Le vittorie del sionismo e i pericoli imminenti nell’analisi di Ari Shavit
Lettera da Gerusalemme, di Angelo Pezzana
Ari Shavit
“Incrociamo le dita e tocchiamo ferro”, scrive stamattina Ari Shavit su Haaretz, la guerra di luglio/agosto dello scorso anno è lontana, e non ci sono avvisaglie in vista di una possibile ripresa. In Israele l’estate è tranquilla, Shavit elenca – fatto straordinario sul quotidiano che abitualmente è l’elenco dei disastri nei quali si dibatterebbe lo Stato ebraico - i successi che Israele può vantare senza tema di smentita. Si leggono con orgoglio, uno dopo l’altro, Shavit non ne dimentica nessuno.
Abu Mazen (a destra) con il leader di Hamas Ismail Haniyeh: tra terroristi ci si intende
Mentre intorno a Israele lo Stato Islamico penetra sempre più incessantemente in Tunisia, Libia, Sinai, Siria, Iraq; UE e Grecia rivelano la debolezza di quello che doveva essere il sogno di una Europa unita e il dramma degli immigrati sembra non avere vie d’uscita se non mettere in pericolo la sicurezza del vecchio continente, Israele è un’oasi rispetto al caos mediorientale.
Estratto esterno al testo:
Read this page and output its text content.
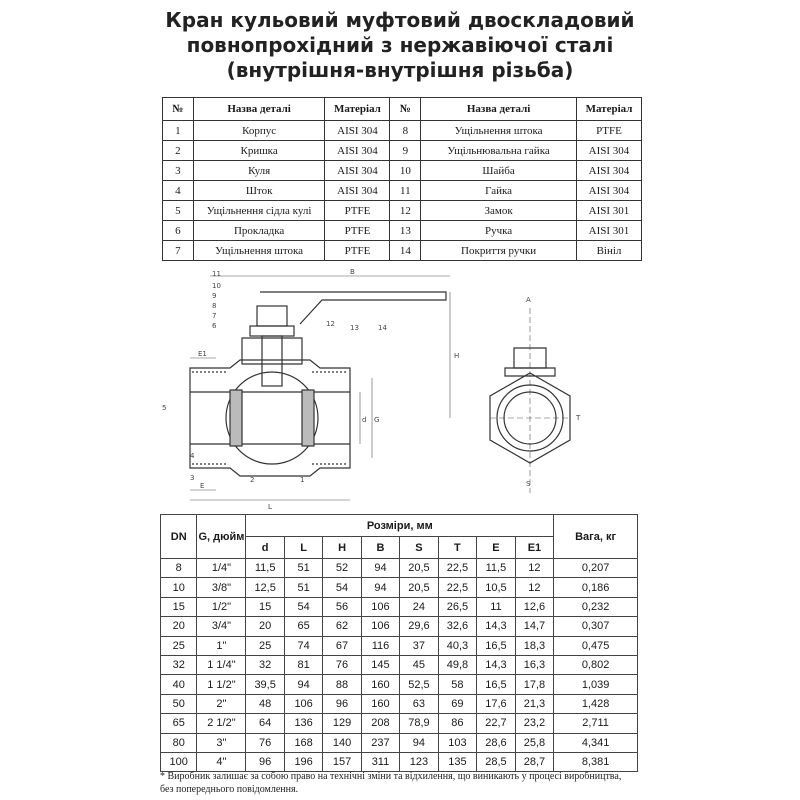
Кран кульовий муфтовий двоскладовий
повнопрохідний з нержавіючої сталі
(внутрішня-внутрішня різьба)
№	Назва деталі	Матеріал	№	Назва деталі	Матеріал
1	Корпус	AISI 304	8	Ущільнення штока	PTFE
2	Кришка	AISI 304	9	Ущільнювальна гайка	AISI 304
3	Куля	AISI 304	10	Шайба	AISI 304
4	Шток	AISI 304	11	Гайка	AISI 304
5	Ущільнення сідла кулі	PTFE	12	Замок	AISI 301
6	Прокладка	PTFE	13	Ручка	AISI 301
7	Ущільнення штока	PTFE	14	Покриття ручки	Вініл
B
H
E1
E
L
d G
A
S
T
11
10
9
8
7
6
5
4
3	2	1
12 13	14
DN	G, дюйм	Розміри, мм								Вага, кг
		d	L	H	B	S	T	E	E1	
8	1/4"	11,5	51	52	94	20,5	22,5	11,5	12	0,207
10	3/8"	12,5	51	54	94	20,5	22,5	10,5	12	0,186
15	1/2"	15	54	56	106	24	26,5	11	12,6	0,232
20	3/4"	20	65	62	106	29,6	32,6	14,3	14,7	0,307
25	1"	25	74	67	116	37	40,3	16,5	18,3	0,475
32	1 1/4"	32	81	76	145	45	49,8	14,3	16,3	0,802
40	1 1/2"	39,5	94	88	160	52,5	58	16,5	17,8	1,039
50	2"	48	106	96	160	63	69	17,6	21,3	1,428
65	2 1/2"	64	136	129	208	78,9	86	22,7	23,2	2,711
80	3"	76	168	140	237	94	103	28,6	25,8	4,341
100	4"	96	196	157	311	123	135	28,5	28,7	8,381
* Виробник залишає за собою право на технічні зміни та відхилення, що виникають у процесі виробництва,
без попереднього повідомлення.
Le spiagge sono piene, come i ristoranti, scrive Shavit, anche se in calo il turismo tira, la gente lavora come sempre e si diverte.
Anche il governo, malgrado la barcollante maggioranza – 61 su 120 - e le polemiche tra ortodossi e riformati, infiammate dalla dichiarazione di David Azoulay, Ministro degli Affari religiosi e deputato Shas, che ha definito non ebreo chi non segue la Torah e i comandamenti, in pratica tutti gli ebrei non ortodossi, definendoli “un disastro per la nazione israeliana” - corretta poi come sempre avviene ai gaffeurs politici con un “anche se peccatori, sono ebrei” - tiene. Anche perché la maggioranza degli israeliani ha costruito un paese civilmente laico, con tutto il rispetto per i religiosi, ma critico con quelle forze politico/ortodosse che vorrebbero uniformare alle loro posizioni chi non la pensa allo stesso modo. Polemica rientrata, dunque, ma che contribuisce alla poca solidità del governo. Eppure Netanyahu, sia sul piano interno che internazionale, continua a ottenere un largo consenso.
Ma torniamo al pezzo di Ari Shavit, che passa in rassegna i successi del sionismo, con un linguaggio che più sionista non si può. Si ferma però, come sua abitudine, al ’67, vale a dire l’ ’occupazione’ quale conseguenza della vittoria nella guerra dei sei giorni. La fa con l’abituale onestà, scrivendo chiaramente che in Giudea e Samaria (scrive proprio così, Giudea e Samaria) non deve ripetersi un doppione di Gaza, con Hamas in una posizione tale da mettere in pericolo la sopravvivenza di Israele. Bisogna imparare la lezione dell’uscita unilaterale da Gaza del 2005, ma l’unico suggerimento che dà è la soluzione due popoli due stati, con confini sicuri e, presumo, accettati da entrambe le parti. Il problema è sapere che cosa si propongono veramente le parti, Anp e Hamas. La domanda se è conveniente firmare un pezzo di carta con un movimento terrorista, pronto a non rispettarlo, è più urgente che mai. Aspettiamo di conoscere il pensiero di Ari Shavit in una sua prossima analisi.